Expression of 40 genes involved in C, N, P and S cycling was compared by station and size fraction. The highest median expression ratios for C cycle genes were for phaP and phaR (0.4 and 0.10 transcripts gene copy−1), which mediate C storage as polyhydroxyalkanoate, and pcaH (0.10 transcripts gene copy−1), which encodes aromatic ring cleavage (Figure 2 and Supplementary Table S3). Among N cycle genes, ammonia oxidation gene amoA and nitrogen fixation gene nifH had the highest median expression (0.7 and 0.5 transcripts gene copy−1). Among P cycle genes, pstC and pstS of the high-affinity phosphate transporter had the highest median expression (0.7 and 0.5 transcripts gene copy−1). Finally, for S cycle genes, N-acetyltaurine amidohydrolase (naaS) and sulfur-oxidizing protein soxB had the highest median expression (0.7 and 0.5 transcripts gene copy−1). The most highly expressed genes were not necessarily common in plume microbial communities. For example, amoA, nifH and phaP were present in <2% of cells (based on genome equivalent calculations; Supplementary Table S2). These cells are contributing disproportionately to discrete steps in N and P cycles.

Figure 2
figure 2

Expression levels of 40 biogeochemically relevant genes plotted by station. Expression ratios were normalized within each gene to the median across all stations and both size fractions (transcripts gene copy−1/median transcripts gene copy−1) and plotted as log2 values. Carbon and phosphorus genes are split into two panels for clarity. Gene abbreviations: Carbon genes—pepALMN, P/X, various aminopeptidases; phaCRZ, polyhydroxyalkanoate synthesis, degradation and regulation; bglA, beta-glucosidase; metF, methylenetetrahydrofolate reductase; pgi, glucose-6-phosphate isomerase; PR, proteorhodopsin; pcaH, protocatechuate 3,4-dioxygenase; vanA, vanillate demethylase. Phosphorus genes—phnDEHM, phosphonate transport and assimilation; pitA, low affinity phosphate transporter; pstACS, high-affinity phosphate transporter components; phoADUX, various alkaline phosphatases. Nitrogen genes—amoA, ammonium monooxygenase; amtB, ammonium transporter; cphAB, cyanophycin synthesis and degradation; glnA, glutamine synthetase; napA, nitrate reductase; narG, nitrate reductase; nifH, nitrogenase. Sulfur genes—dddP, DMSP lyase; dmdA, DMSP demethylase; hpsN, DHPS dehydrogenase; naaS, N-acetyltaurine amidohydrolase; soxB, sulfate thiohydrolase. Detailed description of gene functions are provided in Supplementary Table S6.

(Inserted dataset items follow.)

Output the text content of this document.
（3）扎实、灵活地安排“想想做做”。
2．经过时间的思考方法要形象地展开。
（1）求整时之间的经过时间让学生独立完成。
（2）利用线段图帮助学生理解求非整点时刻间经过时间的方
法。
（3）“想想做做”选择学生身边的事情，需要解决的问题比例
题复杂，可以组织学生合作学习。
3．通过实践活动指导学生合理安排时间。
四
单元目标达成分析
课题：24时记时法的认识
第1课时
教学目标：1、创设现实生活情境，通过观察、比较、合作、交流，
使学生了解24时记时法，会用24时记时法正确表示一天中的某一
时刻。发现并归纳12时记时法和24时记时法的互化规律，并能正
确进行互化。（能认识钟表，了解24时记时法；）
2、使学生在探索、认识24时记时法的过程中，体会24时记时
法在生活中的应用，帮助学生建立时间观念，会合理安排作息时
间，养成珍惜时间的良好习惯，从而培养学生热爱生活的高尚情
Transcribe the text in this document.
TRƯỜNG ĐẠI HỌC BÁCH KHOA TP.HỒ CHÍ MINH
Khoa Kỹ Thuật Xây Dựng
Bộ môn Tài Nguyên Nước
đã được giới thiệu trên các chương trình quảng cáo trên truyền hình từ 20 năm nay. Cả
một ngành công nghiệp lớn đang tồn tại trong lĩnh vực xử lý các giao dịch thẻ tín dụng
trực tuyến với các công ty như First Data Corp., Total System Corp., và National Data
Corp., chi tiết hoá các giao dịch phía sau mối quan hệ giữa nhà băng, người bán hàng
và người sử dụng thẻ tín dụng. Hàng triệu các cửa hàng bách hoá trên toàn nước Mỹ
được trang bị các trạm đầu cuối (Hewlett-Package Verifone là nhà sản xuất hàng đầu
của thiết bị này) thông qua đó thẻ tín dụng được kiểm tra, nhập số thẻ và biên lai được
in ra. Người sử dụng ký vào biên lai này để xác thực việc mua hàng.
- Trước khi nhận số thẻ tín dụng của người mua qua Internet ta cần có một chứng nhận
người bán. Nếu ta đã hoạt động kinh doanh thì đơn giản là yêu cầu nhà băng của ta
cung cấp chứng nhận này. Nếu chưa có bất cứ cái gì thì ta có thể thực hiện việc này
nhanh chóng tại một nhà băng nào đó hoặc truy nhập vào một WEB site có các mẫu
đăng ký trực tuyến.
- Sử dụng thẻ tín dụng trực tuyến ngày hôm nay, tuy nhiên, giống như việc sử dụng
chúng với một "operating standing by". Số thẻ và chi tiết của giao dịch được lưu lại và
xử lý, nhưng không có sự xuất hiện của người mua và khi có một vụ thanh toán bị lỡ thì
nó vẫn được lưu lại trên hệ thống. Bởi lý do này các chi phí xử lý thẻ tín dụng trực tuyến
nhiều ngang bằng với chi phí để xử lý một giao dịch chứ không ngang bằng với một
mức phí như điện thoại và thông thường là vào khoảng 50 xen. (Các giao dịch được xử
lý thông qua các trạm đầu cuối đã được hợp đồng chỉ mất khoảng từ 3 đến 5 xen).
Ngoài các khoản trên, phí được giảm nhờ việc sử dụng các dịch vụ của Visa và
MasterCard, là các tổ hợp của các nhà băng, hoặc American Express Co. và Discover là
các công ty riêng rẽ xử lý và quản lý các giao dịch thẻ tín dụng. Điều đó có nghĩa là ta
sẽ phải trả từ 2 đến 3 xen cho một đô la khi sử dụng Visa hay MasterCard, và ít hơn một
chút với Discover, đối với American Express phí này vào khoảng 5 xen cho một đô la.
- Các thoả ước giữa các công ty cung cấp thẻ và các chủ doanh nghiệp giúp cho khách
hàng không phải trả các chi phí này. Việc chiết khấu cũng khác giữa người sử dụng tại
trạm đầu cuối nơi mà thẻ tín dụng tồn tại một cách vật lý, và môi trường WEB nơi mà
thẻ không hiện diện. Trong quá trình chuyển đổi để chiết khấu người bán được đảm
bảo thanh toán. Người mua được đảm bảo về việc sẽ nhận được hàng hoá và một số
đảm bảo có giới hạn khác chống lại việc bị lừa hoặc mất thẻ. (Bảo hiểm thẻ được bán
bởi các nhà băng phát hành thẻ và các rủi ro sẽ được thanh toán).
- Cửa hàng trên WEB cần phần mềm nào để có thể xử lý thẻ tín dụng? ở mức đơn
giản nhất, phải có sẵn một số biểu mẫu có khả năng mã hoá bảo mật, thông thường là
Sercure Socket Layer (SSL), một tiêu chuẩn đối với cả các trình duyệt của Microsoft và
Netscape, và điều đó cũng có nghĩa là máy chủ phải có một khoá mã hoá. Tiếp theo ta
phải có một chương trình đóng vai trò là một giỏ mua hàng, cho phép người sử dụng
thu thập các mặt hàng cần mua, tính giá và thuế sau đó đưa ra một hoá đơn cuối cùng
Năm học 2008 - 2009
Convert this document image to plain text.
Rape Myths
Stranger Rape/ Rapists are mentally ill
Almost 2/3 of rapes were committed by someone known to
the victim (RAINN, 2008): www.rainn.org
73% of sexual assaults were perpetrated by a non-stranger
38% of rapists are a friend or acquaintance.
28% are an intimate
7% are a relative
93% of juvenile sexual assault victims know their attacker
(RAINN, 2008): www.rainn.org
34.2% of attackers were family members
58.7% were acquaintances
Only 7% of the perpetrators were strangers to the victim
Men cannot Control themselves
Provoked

Two major trends were evident from the expression ratio data. The first was that the majority of genes exhibited peak expression ratios in the mesohaline region and lowest expression ratios in oceanic water (Figure 2 and Supplementary Table S3). For example, the average gene expression ratio across all 40 genes was 1.9 transcripts gene copy−1 for mesohaline Stations 3, 2 and 25 compared with 0.13 transcripts gene copy−1 for oceanic Station 27.

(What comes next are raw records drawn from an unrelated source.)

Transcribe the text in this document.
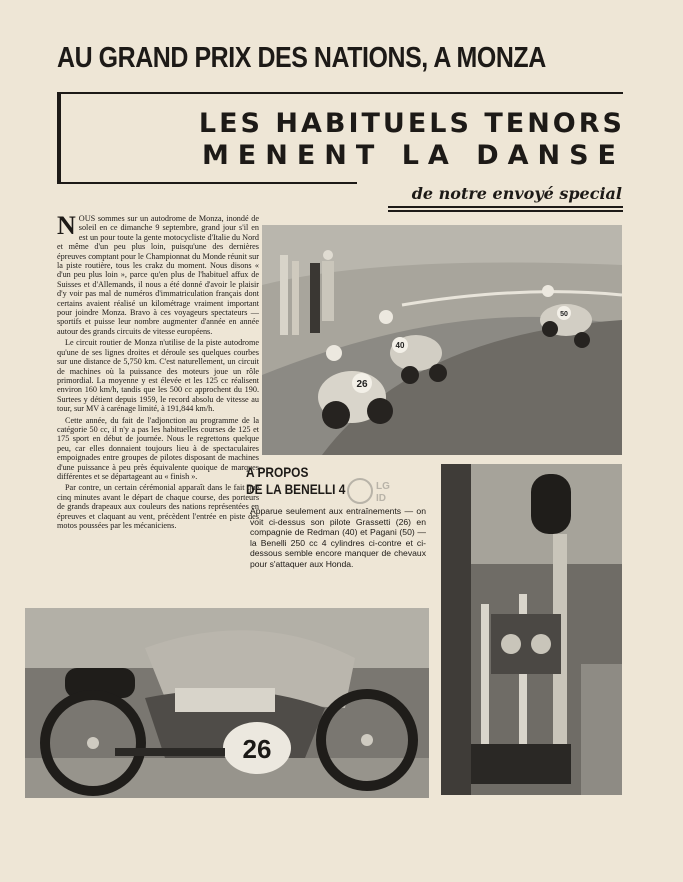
AU GRAND PRIX DES NATIONS, A MONZA
LES HABITUELS TENORS
MENENT LA DANSE
de notre envoyé special

NOUS sommes sur un autodrome de Monza, inondé de soleil en ce dimanche 9 septembre, grand jour s'il en est un pour toute la gente motocycliste d'Italie du Nord et même d'un peu plus loin, puisqu'une des dernières épreuves comptant pour le Championnat du Monde réunit sur la piste routière, tous les crakz du moment. Nous disons « d'un peu plus loin », parce qu'en plus de l'habituel affux de Suisses et d'Allemands, il nous a été donné d'avoir le plaisir d'y voir pas mal de numéros d'immatriculation français dont certains avaient réalisé un kilométrage vraiment important pour joindre Monza. Bravo à ces voyageurs spectateurs — sportifs et puisse leur nombre augmenter d'année en année autour des grands circuits de vitesse européens.

Le circuit routier de Monza n'utilise de la piste autodrome qu'une de ses lignes droites et déroule ses quelques courbes sur une distance de 5,750 km. C'est naturellement, un circuit de machines où la puissance des moteurs joue un rôle primordial. La moyenne y est élevée et les 125 cc réalisent environ 160 km/h, tandis que les 500 cc approchent du 190. Surtees y détient depuis 1959, le record absolu de vitesse au tour, sur MV à carénage limité, à 191,844 km/h.

Cette année, du fait de l'adjonction au programme de la catégorie 50 cc, il n'y a pas les habituelles courses de 125 et 175 sport en début de journée. Nous le regrettons quelque peu, car elles donnaient toujours lieu à de spectaculaires empoignades entre groupes de pilotes disposant de machines d'une puissance à peu près équivalente quoique de marques différentes et se départageant au « finish ».

Par contre, un certain cérémonial apparaît dans le fait que cinq minutes avant le départ de chaque course, des porteurs de grands drapeaux aux couleurs des nations représentées en épreuves et claquant au vent, précèdent l'entrée en piste des motos poussées par les mécaniciens.

26
40
50
A PROPOS
DE LA BENELLI 4	LG
ID
Apparue seulement aux entraînements — on voit ci-dessus son pilote Grassetti (26) en compagnie de Redman (40) et Pagani (50) — la Benelli 250 cc 4 cylindres ci-contre et ci-dessous semble encore manquer de chevaux pour s'attaquer aux Honda.
26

The second trend was that genes in the particle-associated community showed a larger dynamic range of expression compared with free-living. An analysis of the deviation of expression ratios from the median showed that the most extreme variation was found for nifH in particle-associated cells (Figure 3), with expression ratios at Stations 2 and 25 among the highest of any gene surveyed (9 and 32 transcripts gene copy−1) while no expression was found at Station 10 even though genes were present. Ammonium transporter gene amtB in particle-associated cells also had high deviation in expression (Figure 3) despite the fact that all stations had ammonium concentrations at or below the level of detection (Goes et al., 2014) (Figure 1b and Supplementary Table S4). Spatially variable expression ratios offer insights into the biogeochemical processes with the strongest changes along the axis of the plume. Among the 10 genes with the highest deviation around the median value, three carry out transformations in the N cycle (nifH, amtB and amoA), three in the P cycle (pstC and alkaline phosphatase genes phoX and phoU), two in the C cycle (glyceraldehyde-3-phosphate dehydrogenase (GAPDH) in the glycolysis pathway and peptidase pepM) and one in the sulfur cycle (N-acetyltaurine amidohydrolase gene naaS). A gene allowing energy acquisition from sunlight (proteorhodopsin) was also in the top 10 list. Many of these same genes also had high deviation in free-living cells (nifH, naaS, proteorhodopsin, amoA, pstC, phoX and amtB) but the range of variation was considerably less (Figure 3).

Figure 3
figure 3

Variability in the expression ratios of 40 biogeochemically relevant genes, shown as rank order of the median absolute difference by gene and size fraction. PA size fraction, gray bars; FL size fraction, black bars.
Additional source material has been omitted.